BLACKSTONE'S COMMENTARIES,

REFERRED TO IN MR. GIBBON'S MEMOIRS.

THIS excellent work, which Mr. Blackstone read as Vinerian Professor, may be considered as a rational System of the English Jurisprudence, digested into a natural method, and cleared of the pedantry, the obscurity, and the superfluities which rendered it the unknown horror of all men of taste.

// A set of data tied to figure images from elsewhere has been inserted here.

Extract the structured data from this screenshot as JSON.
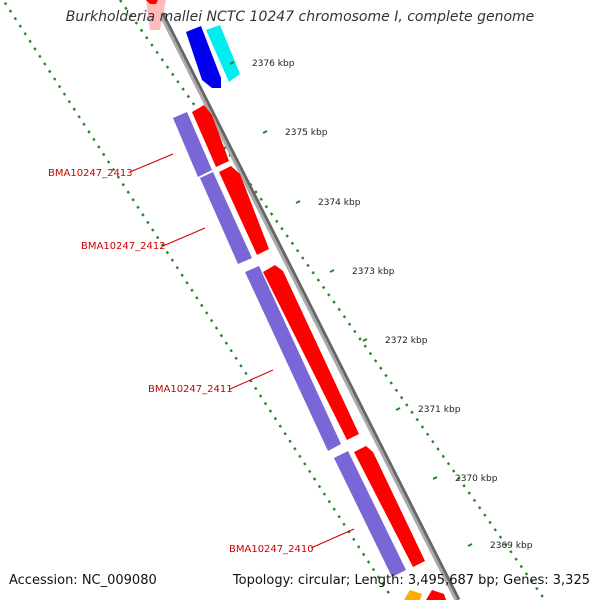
{
  "title": "Burkholderia mallei NCTC 10247 chromosome I, complete genome",
  "accession": "Accession: NC_009080",
  "summary": "Topology: circular; Length: 3,495,687 bp; Genes: 3,325",
  "colors": {
    "backbone": "#888888",
    "cds_red": "#ff0000",
    "cds_purple": "#7a66d6",
    "cds_blue": "#0000ee",
    "cds_cyan": "#00eeee",
    "cds_pink": "#ffbbbb",
    "cds_orange": "#ffaa00",
    "tick_green": "#228822",
    "label_red": "#cc0000",
    "title_gray": "#333333"
  },
  "ticks": [
    {
      "label": "2376 kbp"
    },
    {
      "label": "2375 kbp"
    },
    {
      "label": "2374 kbp"
    },
    {
      "label": "2373 kbp"
    },
    {
      "label": "2372 kbp"
    },
    {
      "label": "2371 kbp"
    },
    {
      "label": "2370 kbp"
    },
    {
      "label": "2369 kbp"
    }
  ],
  "gene_labels": [
    {
      "label": "BMA10247_2413"
    },
    {
      "label": "BMA10247_2412"
    },
    {
      "label": "BMA10247_2411"
    },
    {
      "label": "BMA10247_2410"
    }
  ]
}
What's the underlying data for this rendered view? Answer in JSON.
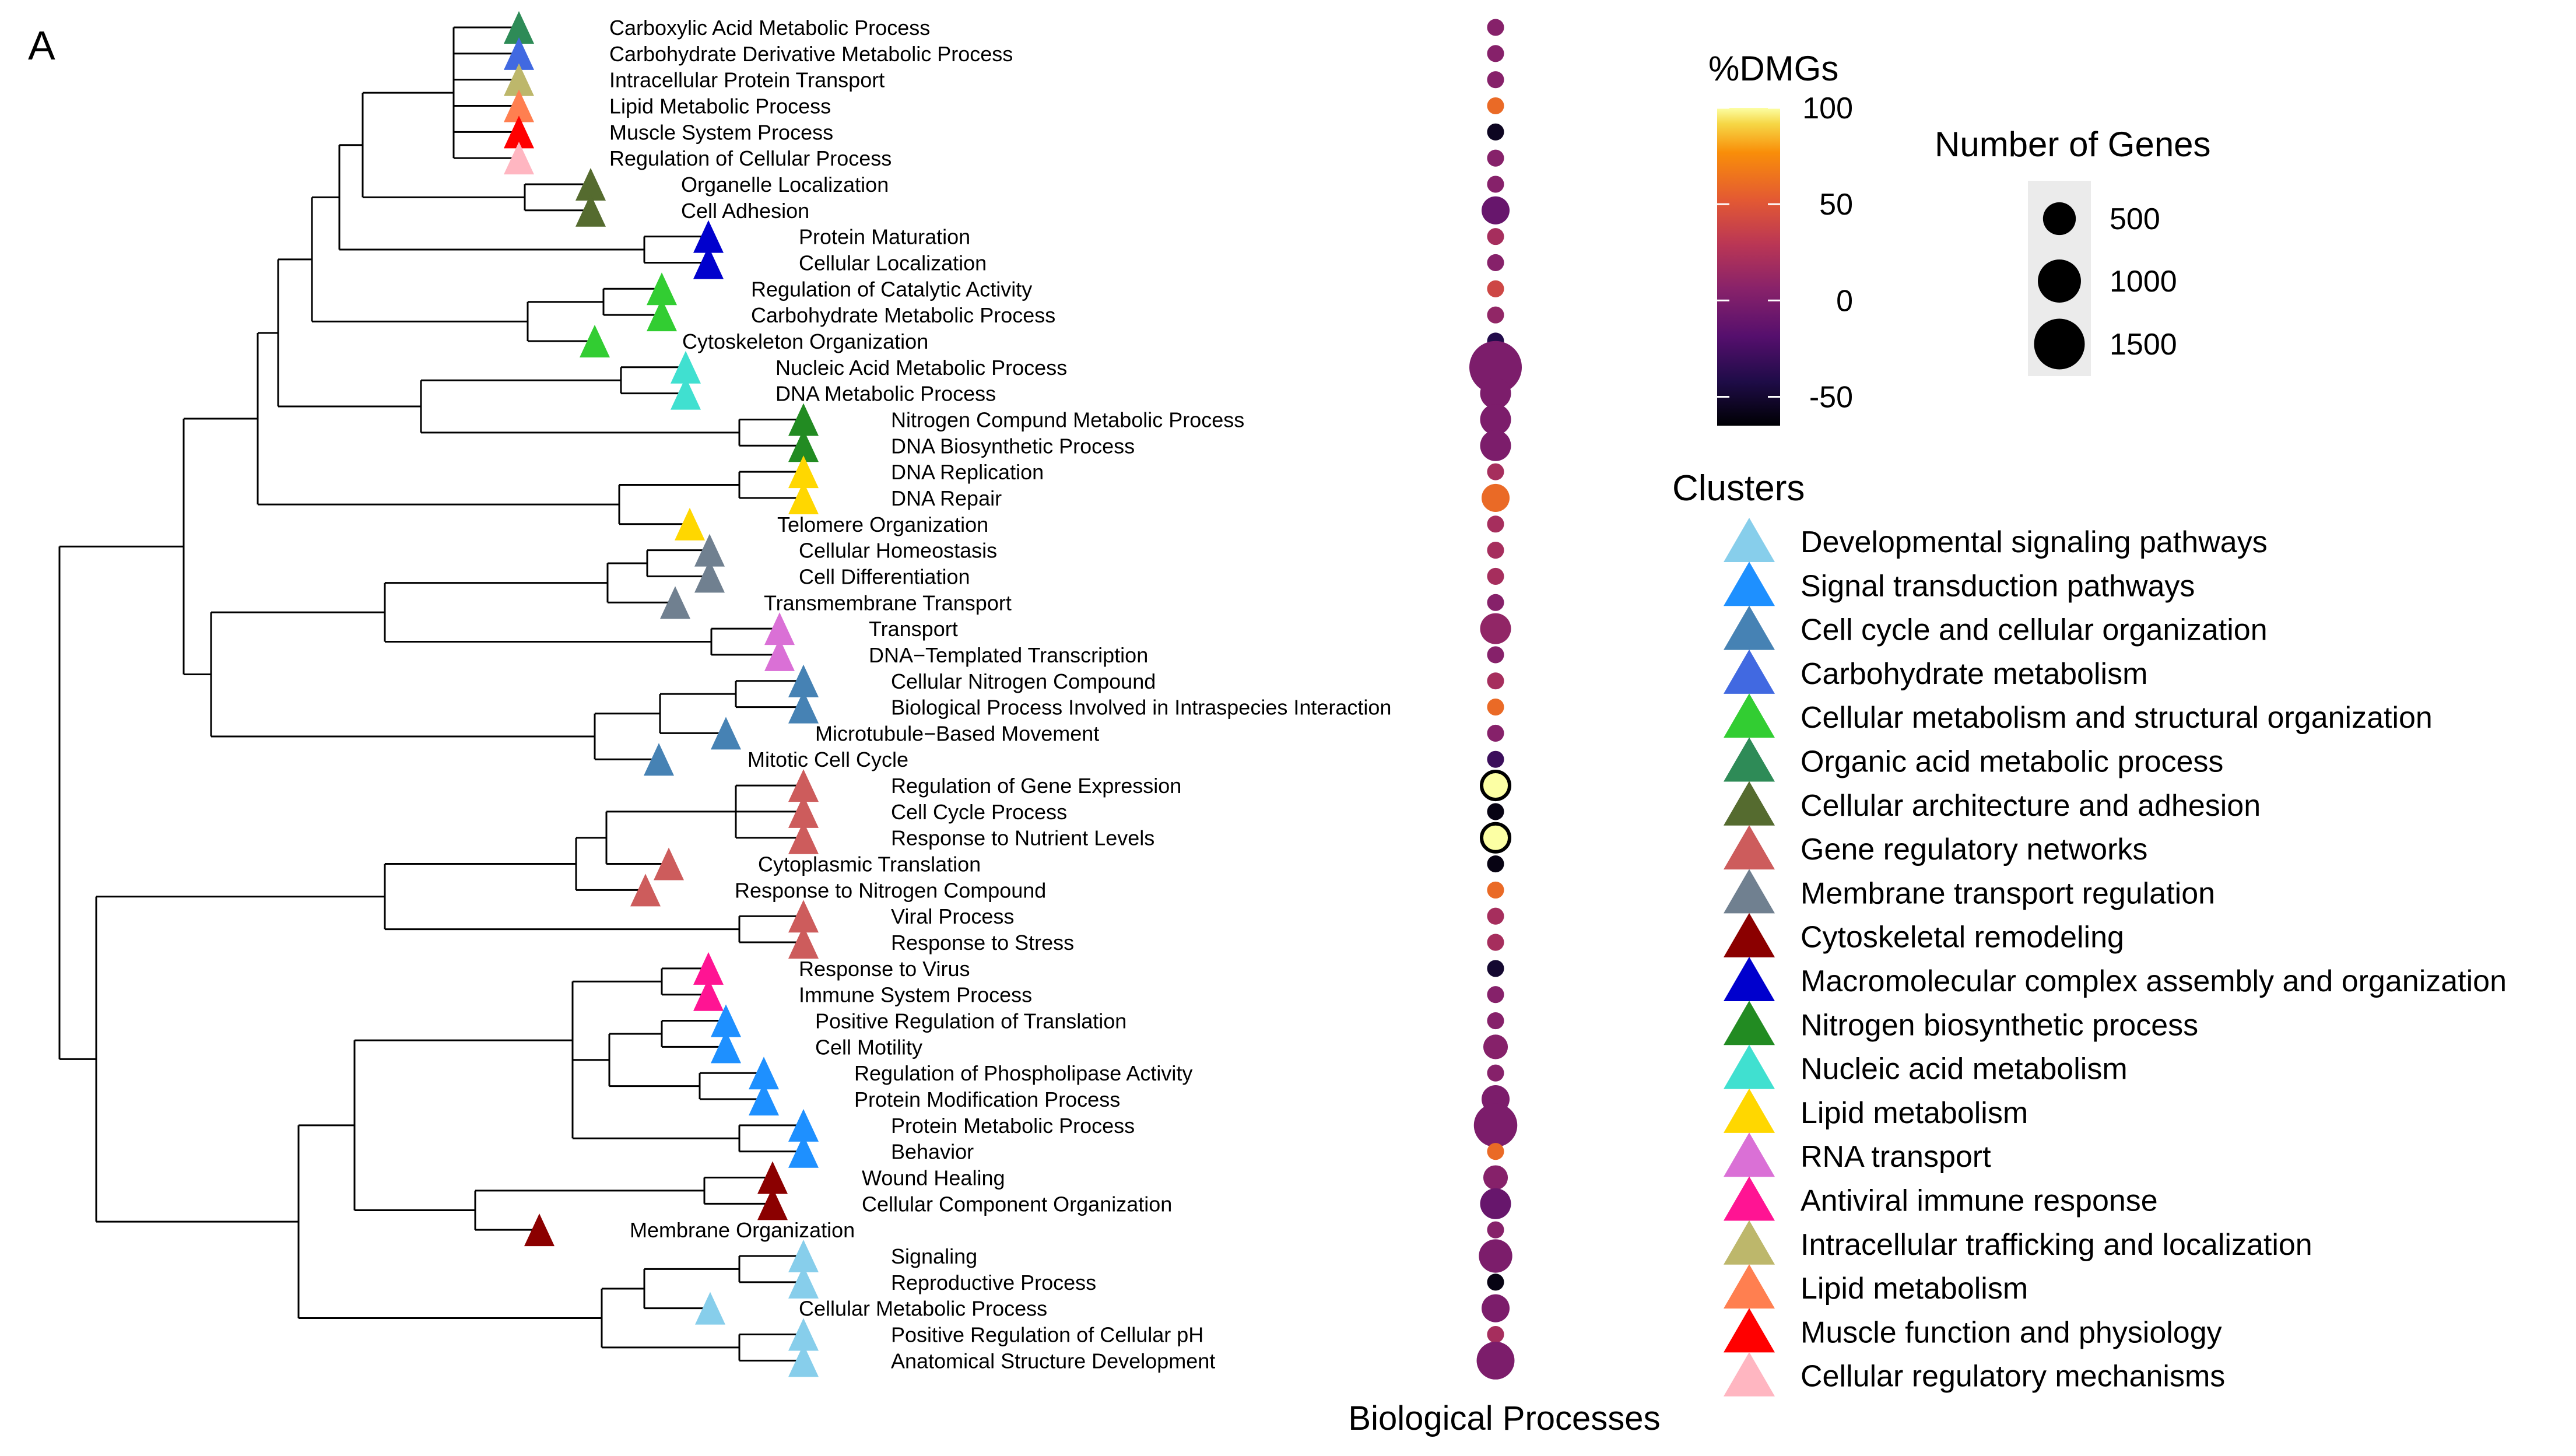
{
  "panel_label": "A",
  "chart_data": {
    "type": "dendrogram-bubble",
    "xlabel": "Biological Processes",
    "colorbar": {
      "title": "%DMGs",
      "ticks": [
        100,
        50,
        0,
        -50
      ],
      "min": -65,
      "max": 100
    },
    "size_legend": {
      "title": "Number of Genes",
      "values": [
        500,
        1000,
        1500
      ]
    },
    "clusters_title": "Clusters",
    "clusters": [
      {
        "name": "Developmental signaling pathways",
        "color": "#87CEEB"
      },
      {
        "name": "Signal transduction pathways",
        "color": "#1E90FF"
      },
      {
        "name": "Cell cycle and cellular organization",
        "color": "#4682B4"
      },
      {
        "name": "Carbohydrate metabolism",
        "color": "#4169E1"
      },
      {
        "name": "Cellular metabolism and structural organization",
        "color": "#32CD32"
      },
      {
        "name": "Organic acid metabolic process",
        "color": "#2E8B57"
      },
      {
        "name": "Cellular architecture and adhesion",
        "color": "#556B2F"
      },
      {
        "name": "Gene regulatory networks",
        "color": "#CD5C5C"
      },
      {
        "name": "Membrane transport regulation",
        "color": "#708090"
      },
      {
        "name": "Cytoskeletal remodeling",
        "color": "#8B0000"
      },
      {
        "name": "Macromolecular complex assembly and organization",
        "color": "#0000CD"
      },
      {
        "name": "Nitrogen biosynthetic process",
        "color": "#228B22"
      },
      {
        "name": "Nucleic acid metabolism",
        "color": "#40E0D0"
      },
      {
        "name": "Lipid metabolism",
        "color": "#FFD700"
      },
      {
        "name": "RNA transport",
        "color": "#DA70D6"
      },
      {
        "name": "Antiviral immune response",
        "color": "#FF1493"
      },
      {
        "name": "Intracellular trafficking and localization",
        "color": "#BDB76B"
      },
      {
        "name": "Lipid metabolism",
        "color": "#FF7F50"
      },
      {
        "name": "Muscle function and physiology",
        "color": "#FF0000"
      },
      {
        "name": "Cellular regulatory mechanisms",
        "color": "#FFB6C1"
      }
    ],
    "processes": [
      {
        "name": "Carboxylic Acid Metabolic Process",
        "cluster": 5,
        "dmg": 5,
        "genes": 150
      },
      {
        "name": "Carbohydrate Derivative Metabolic Process",
        "cluster": 3,
        "dmg": 5,
        "genes": 150
      },
      {
        "name": "Intracellular Protein Transport",
        "cluster": 16,
        "dmg": 5,
        "genes": 150
      },
      {
        "name": "Lipid Metabolic Process",
        "cluster": 17,
        "dmg": 60,
        "genes": 150
      },
      {
        "name": "Muscle System Process",
        "cluster": 18,
        "dmg": -55,
        "genes": 150
      },
      {
        "name": "Regulation of Cellular Process",
        "cluster": 19,
        "dmg": 5,
        "genes": 150
      },
      {
        "name": "Organelle Localization",
        "cluster": 6,
        "dmg": 5,
        "genes": 150
      },
      {
        "name": "Cell Adhesion",
        "cluster": 6,
        "dmg": -10,
        "genes": 400
      },
      {
        "name": "Protein Maturation",
        "cluster": 10,
        "dmg": 20,
        "genes": 150
      },
      {
        "name": "Cellular Localization",
        "cluster": 10,
        "dmg": 5,
        "genes": 150
      },
      {
        "name": "Regulation of Catalytic Activity",
        "cluster": 4,
        "dmg": 40,
        "genes": 150
      },
      {
        "name": "Carbohydrate Metabolic Process",
        "cluster": 4,
        "dmg": 10,
        "genes": 150
      },
      {
        "name": "Cytoskeleton Organization",
        "cluster": 4,
        "dmg": -40,
        "genes": 150
      },
      {
        "name": "Nucleic Acid Metabolic Process",
        "cluster": 12,
        "dmg": 0,
        "genes": 1700
      },
      {
        "name": "DNA Metabolic Process",
        "cluster": 12,
        "dmg": 0,
        "genes": 500
      },
      {
        "name": "Nitrogen Compund Metabolic Process",
        "cluster": 11,
        "dmg": 0,
        "genes": 500
      },
      {
        "name": "DNA Biosynthetic Process",
        "cluster": 11,
        "dmg": 0,
        "genes": 500
      },
      {
        "name": "DNA Replication",
        "cluster": 13,
        "dmg": 20,
        "genes": 150
      },
      {
        "name": "DNA Repair",
        "cluster": 13,
        "dmg": 60,
        "genes": 400
      },
      {
        "name": "Telomere Organization",
        "cluster": 13,
        "dmg": 20,
        "genes": 150
      },
      {
        "name": "Cellular Homeostasis",
        "cluster": 8,
        "dmg": 20,
        "genes": 150
      },
      {
        "name": "Cell Differentiation",
        "cluster": 8,
        "dmg": 20,
        "genes": 150
      },
      {
        "name": "Transmembrane Transport",
        "cluster": 8,
        "dmg": 5,
        "genes": 150
      },
      {
        "name": "Transport",
        "cluster": 14,
        "dmg": 10,
        "genes": 500
      },
      {
        "name": "DNA−Templated Transcription",
        "cluster": 14,
        "dmg": 5,
        "genes": 150
      },
      {
        "name": "Cellular Nitrogen Compound",
        "cluster": 2,
        "dmg": 20,
        "genes": 150
      },
      {
        "name": "Biological Process Involved in Intraspecies Interaction",
        "cluster": 2,
        "dmg": 60,
        "genes": 150
      },
      {
        "name": "Microtubule−Based Movement",
        "cluster": 2,
        "dmg": 5,
        "genes": 150
      },
      {
        "name": "Mitotic Cell Cycle",
        "cluster": 2,
        "dmg": -30,
        "genes": 150
      },
      {
        "name": "Regulation of Gene Expression",
        "cluster": 7,
        "dmg": 100,
        "genes": 400
      },
      {
        "name": "Cell Cycle Process",
        "cluster": 7,
        "dmg": -60,
        "genes": 150
      },
      {
        "name": "Response to Nutrient Levels",
        "cluster": 7,
        "dmg": 100,
        "genes": 400
      },
      {
        "name": "Cytoplasmic Translation",
        "cluster": 7,
        "dmg": -60,
        "genes": 150
      },
      {
        "name": "Response to Nitrogen Compound",
        "cluster": 7,
        "dmg": 60,
        "genes": 150
      },
      {
        "name": "Viral Process",
        "cluster": 7,
        "dmg": 20,
        "genes": 150
      },
      {
        "name": "Response to Stress",
        "cluster": 7,
        "dmg": 20,
        "genes": 150
      },
      {
        "name": "Response to Virus",
        "cluster": 15,
        "dmg": -50,
        "genes": 150
      },
      {
        "name": "Immune System Process",
        "cluster": 15,
        "dmg": 5,
        "genes": 150
      },
      {
        "name": "Positive Regulation of Translation",
        "cluster": 1,
        "dmg": 5,
        "genes": 150
      },
      {
        "name": "Cell Motility",
        "cluster": 1,
        "dmg": 5,
        "genes": 300
      },
      {
        "name": "Regulation of Phospholipase Activity",
        "cluster": 1,
        "dmg": 5,
        "genes": 150
      },
      {
        "name": "Protein Modification Process",
        "cluster": 1,
        "dmg": 0,
        "genes": 400
      },
      {
        "name": "Protein Metabolic Process",
        "cluster": 1,
        "dmg": 0,
        "genes": 1100
      },
      {
        "name": "Behavior",
        "cluster": 1,
        "dmg": 60,
        "genes": 150
      },
      {
        "name": "Wound Healing",
        "cluster": 9,
        "dmg": 5,
        "genes": 300
      },
      {
        "name": "Cellular Component Organization",
        "cluster": 9,
        "dmg": -10,
        "genes": 500
      },
      {
        "name": "Membrane Organization",
        "cluster": 9,
        "dmg": 5,
        "genes": 150
      },
      {
        "name": "Signaling",
        "cluster": 0,
        "dmg": 0,
        "genes": 600
      },
      {
        "name": "Reproductive Process",
        "cluster": 0,
        "dmg": -60,
        "genes": 150
      },
      {
        "name": "Cellular Metabolic Process",
        "cluster": 0,
        "dmg": 0,
        "genes": 400
      },
      {
        "name": "Positive Regulation of Cellular pH",
        "cluster": 0,
        "dmg": 20,
        "genes": 150
      },
      {
        "name": "Anatomical Structure Development",
        "cluster": 0,
        "dmg": 0,
        "genes": 800
      }
    ]
  }
}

Unfortunately for this useful science, the foreign clergy, who poured in shoals into England after the Norman conquest, had little relish for the old common law of this country; they had formed the design of erecting upon its ruins the new system of civil and canon law which had just begun to revive in the court of Rome and the Italian Universities. The artful designs of these ecclesiastics were however constantly disappointed by the steady opposition of the nobility and laity, who supported the municipal law of England against these innovations; till at last, despairing of success, the clergy affected to despise what they were unable to destroy, and withdrew almost entirely from the secular tribunals. The Court of Chancery, of which they retained the direction, adopted many of the forms of the civil law, and as they were the sole masters of the two universities, they easily proscribed a science which they abhorred, and reduced the students of the common law to the necessity of erecting peculiar schools in London, and within the neighbourhood of the courts of justice. Although two hundred years have now elapsed since the Reformation, yet the reverence for established customs will easily account for so material a defect in our academical character not having been sooner corrected.